Oblivious Living Part 1.2: "(There's) Always Something There To Remind Me" by Naked Eyes

This is the second in a series of musings on the first two volumes of the now out-of-print 80s music collection, Living in Oblivion, which will proceed in track order.

MP3 – “(There’s) Always Something There To Remind Me” by Naked Eyes
Lyrics – “(There’s) Always Something There To Remind Me” by Naked Eyes

While not the greatest song in the Naked Eyes canon (that honor goes to “Promises, Promises”), “(There’s) Always Something There To Remind Me” still impresses thanks to quality source material courtesy of Mr. Burt Bacharach, who’s written some of the greatest pop standards of the last fifty years. It clocks in at 3:40, which is about the same length as “Too Shy” but unlike that opus, it somehow manages to leave the listener wanting more.

Bacharach said he preferred to write for female voices, so the duo of Naked Eyes is good enough in a pinch. Frankly, Sadie Shaw’s original version in 1964 did the song only rough justice. She sings as if she’s in a hurry, and her voice reminds me a bit too much of Michael Jackson’s early works. Plus, the background vocalists make Benny Hill’s Ladybirds* sound like classically-trained vocalists, by comparison.

Pete Byrne isn’t quite the crooner the song needs here, but what he lacks in phrasing, he makes up for in longing. It’s almost as if you can hear him creating the template for Colin Meloy’s timorous mewling about sailor’s wives crying about their husbands being eaten by sea monsters or whatever.



Wikipedia says
Naked Eyes was “the very first band to make significant use of the Fairlight CMI on a pop recording,” before contradicting itself by saying Kate Bush and Peter Gabriel used it a couple years before. This is one of the things I love about Wikipedia: no fact is not fungible. If you didn’t know it was used primarily in the 80s, you’d have only to have heard the words “light pen interface” to get a clue. In any case, much like key parties, the Fairlight CMI’s time has come and gone though I bet it was secretly used on that one Andrew WK album that’s only available as a Japanese-import.
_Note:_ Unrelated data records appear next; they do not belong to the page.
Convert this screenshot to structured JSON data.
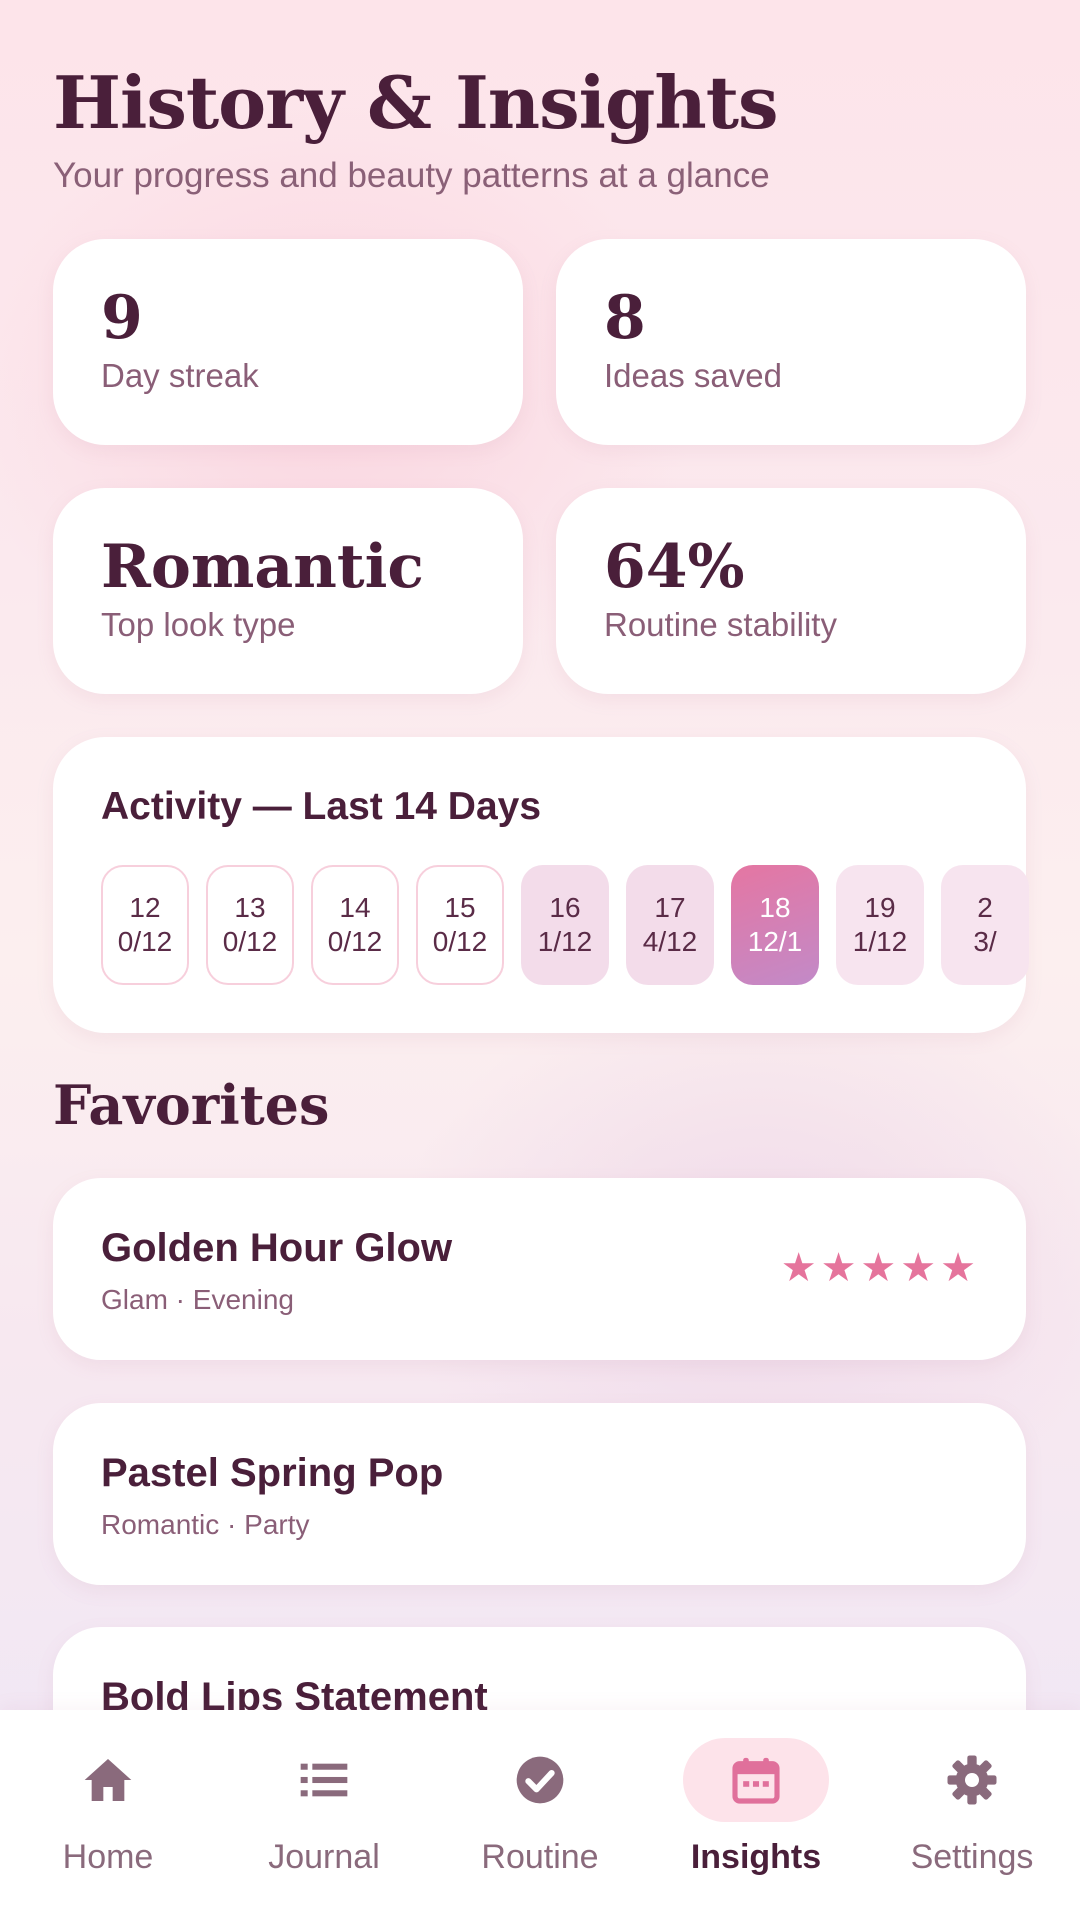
{
  "header": {
    "title": "History & Insights",
    "subtitle": "Your progress and beauty patterns at a glance"
  },
  "stats": [
    {
      "value": "9",
      "label": "Day streak"
    },
    {
      "value": "8",
      "label": "Ideas saved"
    },
    {
      "value": "Romantic",
      "label": "Top look type"
    },
    {
      "value": "64%",
      "label": "Routine stability"
    }
  ],
  "activity": {
    "title": "Activity — Last 14 Days",
    "days": [
      {
        "day": "12",
        "count": "0/12"
      },
      {
        "day": "13",
        "count": "0/12"
      },
      {
        "day": "14",
        "count": "0/12"
      },
      {
        "day": "15",
        "count": "0/12"
      },
      {
        "day": "16",
        "count": "1/12"
      },
      {
        "day": "17",
        "count": "4/12"
      },
      {
        "day": "18",
        "count": "12/1"
      },
      {
        "day": "19",
        "count": "1/12"
      },
      {
        "day": "2",
        "count": "3/"
      }
    ]
  },
  "favorites": {
    "title": "Favorites",
    "items": [
      {
        "title": "Golden Hour Glow",
        "subtitle": "Glam · Evening",
        "rating": 5
      },
      {
        "title": "Pastel Spring Pop",
        "subtitle": "Romantic · Party"
      },
      {
        "title": "Bold Lips Statement",
        "subtitle": ""
      }
    ]
  },
  "nav": {
    "items": [
      {
        "label": "Home",
        "icon": "home-icon"
      },
      {
        "label": "Journal",
        "icon": "list-icon"
      },
      {
        "label": "Routine",
        "icon": "check-circle-icon"
      },
      {
        "label": "Insights",
        "icon": "calendar-icon"
      },
      {
        "label": "Settings",
        "icon": "gear-icon"
      }
    ],
    "active": "Insights"
  },
  "colors": {
    "accent": "#e5749c",
    "text": "#4a1f3a",
    "muted": "#8a5e77",
    "active_pill": "#fde3ea"
  }
}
To capture the proper amount of bombast, the song sounds as if it was recorded in a studio on the same block as a Catholic church. Each verse after an instrumental break is preceded by more (synthesized) pealing bells than your average Easter celebration in Rome.

Oddly enough, that church must be on the industrial end of town. The sounds of those faux hammers in the second verse make me think of that one Simpsons episode where the steel mill turns into a gay disco called The Anvil, and I’m pretty sure this song breaks the record for “most drum fills.”

Outside of a few Elvis Costello songs, “Always” might be the best example of a song whose music is in direct conflict with its lyrics. Though what Fisher’s intoning is really depressing, heartbreak never sounded so happy. Everywhere he goes, he’s reminded of this woman he was “born to love,” as he pines for her while walking the streets. He “will never be free” from thoughts of her. All this over someone with whom he didn’t even get to first base (note the lack of kissing or holding tight at the cafe with the nighttime dancing). God, no wonder everyone I went to junior high with still loves this song.

So all that having been said, it rightly stands as the definitive version of the song, even if the drum intro always makes me picture Adam Sandler in The Wedding Singer.

Naked Eyes would revisit parenthetical titles with its single “(What) In The Name of Love” off its second, and last, album though Byrne is apparently still making noise about a third, even though keyboardist Rob Fisher died in 1999. If he had a sense of humor, Fisher would bill himself as “Naked Eye” even though people might mistake him for a Luscious Jackson cover band.

* After writing this, I discovered via IMDB that The Ladybirds actually sang on one of Shaw’s later hits. So apparently, I’m not the only one to think this.